We made our way down to the pool just up from the hut. Second cast with nymph under dry and I was into a fish. Perfect start. Lauren and I continued upstream and caught several more. We wet-waded and Lauren’s hiking boots offered zero grip on the slippery rocks as we struggled our way upstream. In hindsight, I really should have got her some wading boots for the trip, but I guess I’d envisioned going off on my own for the actual fishing (as I had done on several trips with Lauren before). It seemed the A River Somewhere screening had made quite the impression! So much so, she even asked for the rod to give it a go. Despite some bloody awful teaching, the fishing was so hot that she soon hooked and lost a nice brown (see video below). It was time to head back to camp as hunger had set in, coupled with the realisation of how far upstream we’d gone. (Lauren’s first taste of ‘What’s around the next bend?’ syndrome.)
The next day we walked the track upstream to where the 16 mile jeep track hits the river. I had hoped the walking track might come close enough to the river that we’d be able to fish the way up a bit, but the river proved virtually inaccessible because of the steep descent from the track to reach it, plus blackberries. When we got to the jeep track we made our way downstream and fished our way back up. In contrast to the day before, the dry fly was in favor. I clipped the nymph off and Lauren had another go, this time managing to land her first fish on fly, a pretty little rainbow.
We walked back to camp and made a hearty lunch which got us fuelled up for the hike to the car at 8 mile. On the walk back, we encountered a spin fisherman and I’m sure the little fishing I did on the walk out was in secondhand water. Despite that, I still caught a few and polaroided some crackers which I stupidly rushed and spooked.
All in all, the Howqua was bloody magnificent. And while there’s no doubt the water between 8 mile and Ritchies does see some anglers, there’s more than enough water which would rarely see traffic. Those willing to put the time in on the more remote stretches will surely do well.
At the car it was nice to get packs off, retrieve a cold beer from the Yeti and start making our way to the accommodation in Merrijig.
The next day, I’d planned to walk and fish the Delatite track from Mirimbah to Buller. We parked at the playground and started there. Thinking the park area would see more than its fair share of swimmers and spin fishers, we were walking pretty briskly through when I noticed a shape move through the water column. I stopped and identified it as definitely a trout, crept into position, made the cast, and soon had a lovely brown to hand. Sight fishing is like a drug to me regardless of fish size, and I was absolutely buzzing after that.
We walked and fished our way upstream and the fishing was ridiculously good. Every decent drift rewarded. Every likely spot holding a fish or two. All fish happy to take the dry. The sun was out and we were able to spot more than a few. Even though the trout were small, it was champagne flyfishing on a 4 weight and so much fun.

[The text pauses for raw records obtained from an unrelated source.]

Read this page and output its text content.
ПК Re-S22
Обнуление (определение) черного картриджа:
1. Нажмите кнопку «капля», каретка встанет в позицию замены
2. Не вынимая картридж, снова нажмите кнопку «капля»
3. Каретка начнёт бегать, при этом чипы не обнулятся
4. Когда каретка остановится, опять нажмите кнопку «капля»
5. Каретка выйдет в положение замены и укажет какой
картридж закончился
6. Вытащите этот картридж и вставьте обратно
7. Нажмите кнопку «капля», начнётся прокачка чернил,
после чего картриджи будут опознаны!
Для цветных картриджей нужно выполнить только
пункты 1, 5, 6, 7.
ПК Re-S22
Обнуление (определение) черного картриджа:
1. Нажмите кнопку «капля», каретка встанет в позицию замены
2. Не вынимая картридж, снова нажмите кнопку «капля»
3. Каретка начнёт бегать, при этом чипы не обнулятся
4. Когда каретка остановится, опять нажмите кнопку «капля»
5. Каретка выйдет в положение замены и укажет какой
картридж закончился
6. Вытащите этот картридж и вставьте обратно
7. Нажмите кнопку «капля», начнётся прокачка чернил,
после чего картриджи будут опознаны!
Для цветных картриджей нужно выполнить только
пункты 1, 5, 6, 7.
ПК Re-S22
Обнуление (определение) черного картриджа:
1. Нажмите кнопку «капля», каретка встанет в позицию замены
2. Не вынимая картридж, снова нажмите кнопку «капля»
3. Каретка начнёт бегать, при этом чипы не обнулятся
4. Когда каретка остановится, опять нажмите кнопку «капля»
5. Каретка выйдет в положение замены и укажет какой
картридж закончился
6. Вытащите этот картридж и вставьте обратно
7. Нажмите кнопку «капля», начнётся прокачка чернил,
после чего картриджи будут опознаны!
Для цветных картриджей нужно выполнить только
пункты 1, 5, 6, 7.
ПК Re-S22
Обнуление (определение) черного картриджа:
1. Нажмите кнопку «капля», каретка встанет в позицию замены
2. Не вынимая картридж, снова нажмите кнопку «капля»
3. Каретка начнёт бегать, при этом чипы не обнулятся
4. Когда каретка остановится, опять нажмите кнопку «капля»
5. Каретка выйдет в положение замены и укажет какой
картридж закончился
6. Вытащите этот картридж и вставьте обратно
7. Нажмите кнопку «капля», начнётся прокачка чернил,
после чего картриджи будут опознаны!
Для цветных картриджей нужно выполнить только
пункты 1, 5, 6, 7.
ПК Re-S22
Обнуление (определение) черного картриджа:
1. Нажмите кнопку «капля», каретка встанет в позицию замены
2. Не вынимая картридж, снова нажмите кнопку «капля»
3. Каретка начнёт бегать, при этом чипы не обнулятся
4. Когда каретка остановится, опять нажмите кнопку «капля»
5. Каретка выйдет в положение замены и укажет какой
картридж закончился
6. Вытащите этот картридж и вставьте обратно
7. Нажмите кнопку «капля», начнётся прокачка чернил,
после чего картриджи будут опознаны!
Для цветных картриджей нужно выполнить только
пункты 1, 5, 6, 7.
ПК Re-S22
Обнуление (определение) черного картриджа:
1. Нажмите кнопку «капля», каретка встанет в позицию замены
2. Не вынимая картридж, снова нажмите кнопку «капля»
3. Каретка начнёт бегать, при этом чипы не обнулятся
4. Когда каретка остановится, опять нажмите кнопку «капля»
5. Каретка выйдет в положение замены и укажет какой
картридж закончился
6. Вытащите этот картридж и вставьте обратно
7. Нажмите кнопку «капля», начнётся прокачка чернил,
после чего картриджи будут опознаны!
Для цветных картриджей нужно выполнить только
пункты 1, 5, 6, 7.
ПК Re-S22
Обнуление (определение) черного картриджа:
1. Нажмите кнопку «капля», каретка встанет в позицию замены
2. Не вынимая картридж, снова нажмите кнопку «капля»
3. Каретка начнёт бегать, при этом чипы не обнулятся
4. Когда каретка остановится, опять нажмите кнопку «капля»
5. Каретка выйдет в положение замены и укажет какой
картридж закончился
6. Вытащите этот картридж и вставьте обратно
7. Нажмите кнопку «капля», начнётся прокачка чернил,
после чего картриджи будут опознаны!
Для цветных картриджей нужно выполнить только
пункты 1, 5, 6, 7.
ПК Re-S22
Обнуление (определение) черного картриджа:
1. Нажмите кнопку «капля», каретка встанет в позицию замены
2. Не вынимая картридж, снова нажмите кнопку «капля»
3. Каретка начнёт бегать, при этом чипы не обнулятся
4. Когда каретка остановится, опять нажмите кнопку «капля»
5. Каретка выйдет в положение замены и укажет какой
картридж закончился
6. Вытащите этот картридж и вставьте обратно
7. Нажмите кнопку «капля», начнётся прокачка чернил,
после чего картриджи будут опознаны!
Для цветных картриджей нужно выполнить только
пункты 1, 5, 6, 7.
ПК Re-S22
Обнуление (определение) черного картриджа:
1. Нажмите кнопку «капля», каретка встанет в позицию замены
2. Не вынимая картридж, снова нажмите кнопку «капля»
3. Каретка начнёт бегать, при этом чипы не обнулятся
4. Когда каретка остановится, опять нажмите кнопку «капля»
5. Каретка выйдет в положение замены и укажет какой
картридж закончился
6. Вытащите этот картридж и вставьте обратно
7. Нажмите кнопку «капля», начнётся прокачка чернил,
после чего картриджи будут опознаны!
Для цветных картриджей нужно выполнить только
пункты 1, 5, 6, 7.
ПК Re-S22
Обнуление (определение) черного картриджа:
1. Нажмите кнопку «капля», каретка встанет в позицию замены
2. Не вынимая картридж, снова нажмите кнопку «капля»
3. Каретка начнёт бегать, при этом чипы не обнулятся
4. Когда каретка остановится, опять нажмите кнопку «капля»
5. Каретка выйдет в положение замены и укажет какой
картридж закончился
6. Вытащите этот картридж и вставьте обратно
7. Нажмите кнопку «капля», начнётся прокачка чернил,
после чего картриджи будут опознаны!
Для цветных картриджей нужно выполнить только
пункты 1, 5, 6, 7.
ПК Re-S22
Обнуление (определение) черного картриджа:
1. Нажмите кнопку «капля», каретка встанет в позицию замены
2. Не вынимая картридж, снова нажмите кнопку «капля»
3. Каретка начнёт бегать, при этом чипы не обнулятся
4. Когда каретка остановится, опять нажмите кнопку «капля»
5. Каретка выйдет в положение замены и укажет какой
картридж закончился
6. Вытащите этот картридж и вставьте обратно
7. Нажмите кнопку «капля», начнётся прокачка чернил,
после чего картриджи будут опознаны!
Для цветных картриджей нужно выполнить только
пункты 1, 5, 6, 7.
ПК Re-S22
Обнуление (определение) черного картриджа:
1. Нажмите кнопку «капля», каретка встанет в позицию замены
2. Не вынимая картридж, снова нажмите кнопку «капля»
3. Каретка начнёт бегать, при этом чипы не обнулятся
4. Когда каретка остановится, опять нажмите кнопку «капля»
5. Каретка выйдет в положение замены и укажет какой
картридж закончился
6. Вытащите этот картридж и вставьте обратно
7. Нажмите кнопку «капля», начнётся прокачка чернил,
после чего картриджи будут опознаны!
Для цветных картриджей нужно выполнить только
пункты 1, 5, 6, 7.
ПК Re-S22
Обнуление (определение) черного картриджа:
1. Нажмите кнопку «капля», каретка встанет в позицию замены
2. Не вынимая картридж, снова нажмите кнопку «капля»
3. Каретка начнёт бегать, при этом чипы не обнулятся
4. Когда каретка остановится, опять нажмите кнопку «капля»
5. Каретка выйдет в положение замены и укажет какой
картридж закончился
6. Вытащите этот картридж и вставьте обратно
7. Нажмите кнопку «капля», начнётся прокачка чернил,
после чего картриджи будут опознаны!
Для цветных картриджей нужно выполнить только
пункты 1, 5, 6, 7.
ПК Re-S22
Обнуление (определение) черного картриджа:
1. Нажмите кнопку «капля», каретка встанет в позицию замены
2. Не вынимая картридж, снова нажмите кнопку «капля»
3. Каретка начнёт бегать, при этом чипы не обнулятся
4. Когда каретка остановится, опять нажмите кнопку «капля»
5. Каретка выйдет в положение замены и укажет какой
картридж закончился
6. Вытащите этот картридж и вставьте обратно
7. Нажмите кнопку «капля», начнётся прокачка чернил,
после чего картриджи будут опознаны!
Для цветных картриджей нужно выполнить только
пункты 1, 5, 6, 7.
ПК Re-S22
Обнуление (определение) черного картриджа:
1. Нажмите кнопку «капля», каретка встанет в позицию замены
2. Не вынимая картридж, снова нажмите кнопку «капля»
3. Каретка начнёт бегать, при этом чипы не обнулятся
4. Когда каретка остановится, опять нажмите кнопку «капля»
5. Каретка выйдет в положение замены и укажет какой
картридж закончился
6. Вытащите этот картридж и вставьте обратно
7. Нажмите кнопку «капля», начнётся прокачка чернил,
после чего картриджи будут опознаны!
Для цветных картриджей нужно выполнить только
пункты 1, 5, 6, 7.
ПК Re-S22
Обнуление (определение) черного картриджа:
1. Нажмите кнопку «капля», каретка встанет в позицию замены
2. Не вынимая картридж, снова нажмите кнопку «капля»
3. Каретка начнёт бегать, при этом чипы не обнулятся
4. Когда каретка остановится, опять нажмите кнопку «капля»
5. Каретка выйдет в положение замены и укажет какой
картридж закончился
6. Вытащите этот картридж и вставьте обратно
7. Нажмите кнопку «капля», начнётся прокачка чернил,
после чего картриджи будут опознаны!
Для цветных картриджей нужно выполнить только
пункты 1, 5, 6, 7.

Lauren had a great time. Is she a flyfisher now? Probably not, but at least she can see why I enjoy it so much. She made the comment about how nice it is to stand in the water and wade upstream. It gives a perspective on your surroundings that a hiking trail simply can’t match.
After such a tumultuous 2020, in just three days immersed in nature, we both felt happier for it. Physically tired perhaps, yet there is no better medicine than flyfishing for mental fatigue.